Toutefois, plusieurs emplois de ce terme dans la langue française peuvent lui conférer un autre sens religieux à l’instar de « complice ». En effet, le complice est une personne avec qui on est de connivence dans tous les sens du mot.
Alors, « être de connivence avec le Christ » à travers l’acolytat crée un déplacement intérieur. En ce sens, demander à faire le rite de l’acolytat peut revenir à se poser la question suivante, suis-je prêt à être de connivence avec le Christ au cœur du monde ? Autrement dit, où suis-je dans ma relation avec lui et mes semblables ? En somme, l’acolyte est complice du Christ dans tous les gestes qu’il pose envers les malades, les pauvres, dans le service rendu aux plus nécessiteux, dans la lutte contre les injustices sociales, dans la solidarité avec les personnes qui dérangent, celles avec qui l’on ne partage pas les opinions et les aspirations qu’elles soient religieuses, politiques, etc. L’acolytat ne se limite donc pas au service de l’autel dans le cadre d’une célébration religieuse, mais cela porte sur tous les stades de la vie humaine. L’acolyte est appelé au service de l’autel qui est de fait la table de toutes les réalités des personnes qui l’entourent.
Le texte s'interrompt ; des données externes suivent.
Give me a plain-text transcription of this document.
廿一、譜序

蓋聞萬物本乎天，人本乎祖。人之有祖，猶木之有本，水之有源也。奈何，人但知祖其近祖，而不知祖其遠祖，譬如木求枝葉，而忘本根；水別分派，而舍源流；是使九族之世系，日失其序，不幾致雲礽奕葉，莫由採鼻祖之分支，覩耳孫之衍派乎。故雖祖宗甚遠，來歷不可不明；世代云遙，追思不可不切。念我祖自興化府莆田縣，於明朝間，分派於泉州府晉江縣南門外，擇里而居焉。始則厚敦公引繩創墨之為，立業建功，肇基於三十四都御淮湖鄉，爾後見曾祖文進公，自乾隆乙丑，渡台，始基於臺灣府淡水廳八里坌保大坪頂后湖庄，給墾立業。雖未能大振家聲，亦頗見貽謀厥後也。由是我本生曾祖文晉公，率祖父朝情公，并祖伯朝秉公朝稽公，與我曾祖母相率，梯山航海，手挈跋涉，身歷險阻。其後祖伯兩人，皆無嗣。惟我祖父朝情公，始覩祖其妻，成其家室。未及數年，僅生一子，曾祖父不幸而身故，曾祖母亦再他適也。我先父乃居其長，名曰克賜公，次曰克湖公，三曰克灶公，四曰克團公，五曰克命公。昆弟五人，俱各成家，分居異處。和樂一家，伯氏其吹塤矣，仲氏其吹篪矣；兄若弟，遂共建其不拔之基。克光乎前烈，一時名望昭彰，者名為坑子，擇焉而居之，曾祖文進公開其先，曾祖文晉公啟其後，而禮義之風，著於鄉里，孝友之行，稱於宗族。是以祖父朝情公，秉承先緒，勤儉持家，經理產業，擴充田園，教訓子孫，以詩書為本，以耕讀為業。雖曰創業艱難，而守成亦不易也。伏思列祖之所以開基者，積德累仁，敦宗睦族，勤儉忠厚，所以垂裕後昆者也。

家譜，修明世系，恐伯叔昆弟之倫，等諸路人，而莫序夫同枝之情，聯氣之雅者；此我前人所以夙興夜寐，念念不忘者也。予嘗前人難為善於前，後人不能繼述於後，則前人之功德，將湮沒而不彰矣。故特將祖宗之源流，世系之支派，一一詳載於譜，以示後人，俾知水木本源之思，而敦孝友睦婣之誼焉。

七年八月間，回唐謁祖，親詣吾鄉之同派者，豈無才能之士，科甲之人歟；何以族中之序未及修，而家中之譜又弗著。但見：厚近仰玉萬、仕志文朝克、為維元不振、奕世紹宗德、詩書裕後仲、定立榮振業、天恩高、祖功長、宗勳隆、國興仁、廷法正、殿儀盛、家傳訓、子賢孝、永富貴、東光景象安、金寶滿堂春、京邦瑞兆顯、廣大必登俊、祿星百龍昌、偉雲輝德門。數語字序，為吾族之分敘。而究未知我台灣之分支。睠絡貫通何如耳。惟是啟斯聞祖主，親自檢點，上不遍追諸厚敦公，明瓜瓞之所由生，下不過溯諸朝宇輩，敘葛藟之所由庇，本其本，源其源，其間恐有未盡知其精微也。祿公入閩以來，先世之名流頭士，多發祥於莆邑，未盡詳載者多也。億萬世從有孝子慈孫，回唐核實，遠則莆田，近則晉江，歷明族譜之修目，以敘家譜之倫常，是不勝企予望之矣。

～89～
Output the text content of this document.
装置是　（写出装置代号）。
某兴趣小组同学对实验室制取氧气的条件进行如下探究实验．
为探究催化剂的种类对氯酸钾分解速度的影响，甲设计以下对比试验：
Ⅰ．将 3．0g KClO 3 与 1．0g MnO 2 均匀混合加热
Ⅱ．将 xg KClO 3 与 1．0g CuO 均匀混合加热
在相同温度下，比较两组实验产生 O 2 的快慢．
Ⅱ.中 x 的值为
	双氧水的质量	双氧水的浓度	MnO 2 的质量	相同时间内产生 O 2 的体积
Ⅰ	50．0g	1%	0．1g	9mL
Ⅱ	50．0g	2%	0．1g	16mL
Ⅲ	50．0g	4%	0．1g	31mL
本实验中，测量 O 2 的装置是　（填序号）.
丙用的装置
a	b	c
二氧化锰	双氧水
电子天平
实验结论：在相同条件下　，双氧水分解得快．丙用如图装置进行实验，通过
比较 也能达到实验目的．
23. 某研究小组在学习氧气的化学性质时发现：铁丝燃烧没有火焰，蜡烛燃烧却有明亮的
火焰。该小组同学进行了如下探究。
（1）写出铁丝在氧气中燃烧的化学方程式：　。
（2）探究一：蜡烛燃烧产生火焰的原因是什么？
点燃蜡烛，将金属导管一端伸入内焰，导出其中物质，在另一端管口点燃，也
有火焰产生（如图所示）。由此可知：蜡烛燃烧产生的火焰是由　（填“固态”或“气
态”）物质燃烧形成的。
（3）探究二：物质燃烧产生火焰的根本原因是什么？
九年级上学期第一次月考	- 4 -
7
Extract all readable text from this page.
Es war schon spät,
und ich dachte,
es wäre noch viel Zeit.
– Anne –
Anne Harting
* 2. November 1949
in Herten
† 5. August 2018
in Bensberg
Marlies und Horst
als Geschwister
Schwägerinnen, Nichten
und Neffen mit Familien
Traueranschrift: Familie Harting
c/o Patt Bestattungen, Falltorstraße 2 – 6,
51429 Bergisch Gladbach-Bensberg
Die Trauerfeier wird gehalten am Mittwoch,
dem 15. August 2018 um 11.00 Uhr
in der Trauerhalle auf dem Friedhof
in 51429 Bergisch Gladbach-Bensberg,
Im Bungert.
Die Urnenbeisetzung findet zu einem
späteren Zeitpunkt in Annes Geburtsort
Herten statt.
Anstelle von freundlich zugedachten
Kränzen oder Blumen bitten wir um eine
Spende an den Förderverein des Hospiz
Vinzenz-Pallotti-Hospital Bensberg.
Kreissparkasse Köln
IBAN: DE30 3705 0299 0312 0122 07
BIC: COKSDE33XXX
Un autre terme québécois, « chum », éclaire davantage l’acolytat. Manifestement, ce mot dans le langage familier québécois renvoie à ami (e), copain ou copine, compagnon, conjoint (e), petit (e) ami (e), etc. Mais limitons-nous aux deux premiers, c’est-à-dire « ami et copain ». Le Christ dit à ses Apôtres : « Je ne vous appelle plus serviteurs, car le serviteur ne sait pas ce que fait son maître ; je vous appelle mes amis, car tout ce que j’ai entendu de mon Père, je vous l’ai fait connaître. (Jn 15, 15) Ainsi, l’acolyte est le chum, l’ami du Christ et cela l’engage à plusieurs niveaux : à la solidarité, au partage, à la proximité, etc. Aussi, « les joies et les espoirs, les tristesses et les angoisses des hommes de ce temps, des pauvres surtout et de tous ceux qui souffrent, sont aussi les joies et les espoirs, les tristesses et les angoisses » (GS 1) de l’acolyte. Par ailleurs, l’acolytat ne fait pas devenir chum ou ami du Christ dans la mesure où ce n’est pas une fin en soi, mais c’est parce que l’on est chum ou ami du Christ que l’on devient son acolyte. Lorsque le chum est malade, ne le visite-t-on pas ? Lorsqu’il traverse des moments difficiles, ne l’accompagne-t-on en étant présent, en exprimant de la proximité et de l’amitié ? Être acolyte c’est donc être chum des malades, des blessés de la vie, des marginalisés, des personnes seules ou de celles jugées, de celles que personne ne visite.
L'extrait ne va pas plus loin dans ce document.